Prompt Caching Cookbook: Every Provider's Syntax & Gotchas (2026)

Prompt caching is the single biggest cost lever in LLM applications, and almost every team we audit is leaving 30–60% of the savings on the table. The idea is simple: if you send the same static prefix (a system prompt, a document, a tool schema) on many calls, the provider stores it and bills repeat reads at roughly 10% of the input rate. The execution is where teams trip. Here's the working syntax for each provider, the minimums that actually save money, and the gotchas. To see the effect on your own prompt, use the calculator.

How much it saves

Cached input is billed at ~10% of the standard input rate. For a chat app with a 2,000-token system prompt hit on every turn, caching that prefix cuts input cost by 80–90% — which for most chat products is a 40–60% cut in the total bill.
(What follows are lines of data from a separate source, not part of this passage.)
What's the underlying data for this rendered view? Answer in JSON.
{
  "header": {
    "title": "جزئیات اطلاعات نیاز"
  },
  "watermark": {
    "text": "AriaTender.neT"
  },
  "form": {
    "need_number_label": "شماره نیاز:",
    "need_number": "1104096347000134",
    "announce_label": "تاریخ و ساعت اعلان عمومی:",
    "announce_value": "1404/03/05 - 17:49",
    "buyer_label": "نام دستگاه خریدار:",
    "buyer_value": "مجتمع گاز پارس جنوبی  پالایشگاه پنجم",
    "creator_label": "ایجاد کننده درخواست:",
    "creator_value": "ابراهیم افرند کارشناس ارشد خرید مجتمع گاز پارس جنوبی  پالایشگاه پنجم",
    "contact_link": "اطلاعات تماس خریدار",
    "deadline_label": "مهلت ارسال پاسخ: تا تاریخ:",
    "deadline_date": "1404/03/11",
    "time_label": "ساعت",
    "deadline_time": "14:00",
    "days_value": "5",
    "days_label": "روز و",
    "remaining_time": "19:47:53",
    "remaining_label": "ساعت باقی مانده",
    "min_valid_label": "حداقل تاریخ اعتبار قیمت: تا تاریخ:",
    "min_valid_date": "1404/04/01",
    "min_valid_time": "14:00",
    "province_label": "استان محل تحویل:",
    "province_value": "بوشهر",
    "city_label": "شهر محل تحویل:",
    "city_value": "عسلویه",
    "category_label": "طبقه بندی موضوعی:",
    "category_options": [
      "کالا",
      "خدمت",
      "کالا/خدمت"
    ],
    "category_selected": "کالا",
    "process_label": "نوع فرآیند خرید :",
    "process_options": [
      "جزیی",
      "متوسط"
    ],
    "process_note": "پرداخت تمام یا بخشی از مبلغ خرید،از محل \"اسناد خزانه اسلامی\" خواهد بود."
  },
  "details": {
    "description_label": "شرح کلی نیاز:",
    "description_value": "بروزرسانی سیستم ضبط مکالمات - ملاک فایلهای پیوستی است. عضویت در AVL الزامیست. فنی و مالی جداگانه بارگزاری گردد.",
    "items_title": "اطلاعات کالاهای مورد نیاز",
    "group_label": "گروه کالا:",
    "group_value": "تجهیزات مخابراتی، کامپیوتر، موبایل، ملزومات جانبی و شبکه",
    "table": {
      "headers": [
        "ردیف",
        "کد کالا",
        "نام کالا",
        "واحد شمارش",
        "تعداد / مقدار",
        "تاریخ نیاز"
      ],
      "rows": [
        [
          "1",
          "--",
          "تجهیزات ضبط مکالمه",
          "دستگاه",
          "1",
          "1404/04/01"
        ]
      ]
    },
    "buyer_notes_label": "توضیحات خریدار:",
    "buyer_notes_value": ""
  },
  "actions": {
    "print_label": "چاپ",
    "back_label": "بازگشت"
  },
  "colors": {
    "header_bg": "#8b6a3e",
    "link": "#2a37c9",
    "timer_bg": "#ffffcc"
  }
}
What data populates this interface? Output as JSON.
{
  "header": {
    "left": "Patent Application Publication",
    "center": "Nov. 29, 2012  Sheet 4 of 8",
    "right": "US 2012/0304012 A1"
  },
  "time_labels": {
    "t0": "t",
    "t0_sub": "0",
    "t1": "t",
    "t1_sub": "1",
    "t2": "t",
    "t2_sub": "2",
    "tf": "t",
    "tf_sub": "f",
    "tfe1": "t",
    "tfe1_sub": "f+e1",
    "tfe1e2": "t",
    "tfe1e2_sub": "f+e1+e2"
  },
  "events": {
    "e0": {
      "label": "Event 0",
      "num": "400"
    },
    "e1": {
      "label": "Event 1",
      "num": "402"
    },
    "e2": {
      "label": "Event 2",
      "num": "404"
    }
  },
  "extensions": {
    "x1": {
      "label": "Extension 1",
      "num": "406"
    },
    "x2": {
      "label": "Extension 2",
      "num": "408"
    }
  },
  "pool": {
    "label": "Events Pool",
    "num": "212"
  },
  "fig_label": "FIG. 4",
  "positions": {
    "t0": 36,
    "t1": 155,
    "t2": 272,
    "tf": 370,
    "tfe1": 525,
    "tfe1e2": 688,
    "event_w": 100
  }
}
The longer and more-reused your prefix, the bigger the win.

Anthropic (Claude)

Anthropic uses explicit cache breakpoints. You mark the end of the cacheable prefix with cache_control:

"messages": [
  { "role": "system",
    "content": [
      { "type": "text", "text": "<your long static system prompt>",
        "cache_control": { "type": "ephemeral" } }
    ]
  }
]

Everything before the breakpoint is cached.
Minimum cacheable prefix is ~1,024 tokens (smaller models a bit higher).
Default cache lifetime (TTL) is ~5 minutes, refreshed on each hit; a longer TTL tier exists.
Put the most static content first (system prompt, then documents, then the variable user turn last) so the cacheable prefix is as long as possible.

See live rates for Claude models.

OpenAI (GPT)

OpenAI auto-caches prefixes — no special parameter:

Prefixes over 1,024 tokens are cached automatically; cache hits bill at a reduced rate.
Caching keys on the exact prefix, so keep the static part byte-identical and place variable content at the end.
No manual breakpoints, but also less control — structure your prompt static-first to maximize hits.

Google (Gemini)

Google requires an explicit context-caching API call: you create a cached content object, get a handle, and reference it on subsequent requests.

Best for large, reused contexts (long documents, big system instructions).
You manage the cache lifecycle (create, TTL, delete) yourself.
There's a small storage cost for the cached content — worth it only when reuse is high.

The gotchas that waste the discount

Variable content in the prefix. A timestamp, a session ID, or a reordered tool list at the top breaks the cache every call. Keep the prefix byte-identical.
TTL expiry. On Anthropic, a 5-minute idle gap drops the cache; the next call pays full price and re-caches. High-traffic endpoints benefit most.
Too-short prefixes. Below ~1,024 tokens nothing caches. Consolidate small system messages into one substantial prefix.
Cache misses on cold start. The first call always pays full price + a small write cost. Caching pays off on reuse, not one-offs.
Putting the user message first. Always: static system prompt → documents → variable user turn, in that order.

Stack it with the other levers

Caching combines with the rest of the cost playbook: cap output (max_tokens), batch deferrable jobs (50% off), and route easy work to a cheaper model. Caching + batching + routing together routinely cut a production bill by 70%+.

FAQ

How much does prompt caching save?

Cached input is billed at ~10% of the standard rate — typically 40–60% off the total bill for chat apps with a reused system prompt.

Do OpenAI, Anthropic and Google all support caching?

Yes. OpenAI auto-caches prefixes over ~1,024 tokens, Anthropic uses explicit cache_control breakpoints, and Google uses an explicit context-caching API.

What's the minimum prefix length that caches?

Around 1,024 tokens for OpenAI and Anthropic. Below that, nothing is cached.

Why isn't my cache hitting?

Usually variable content in the prefix (timestamps, IDs), TTL expiry between calls, or a prefix that's too short. Keep the static part byte-identical and put variable content last.

Provider behavior current as of June 2026. Check each provider's docs for exact rates and TTLs.

Prompt caching cookbook: every provider's syntax, every gotcha.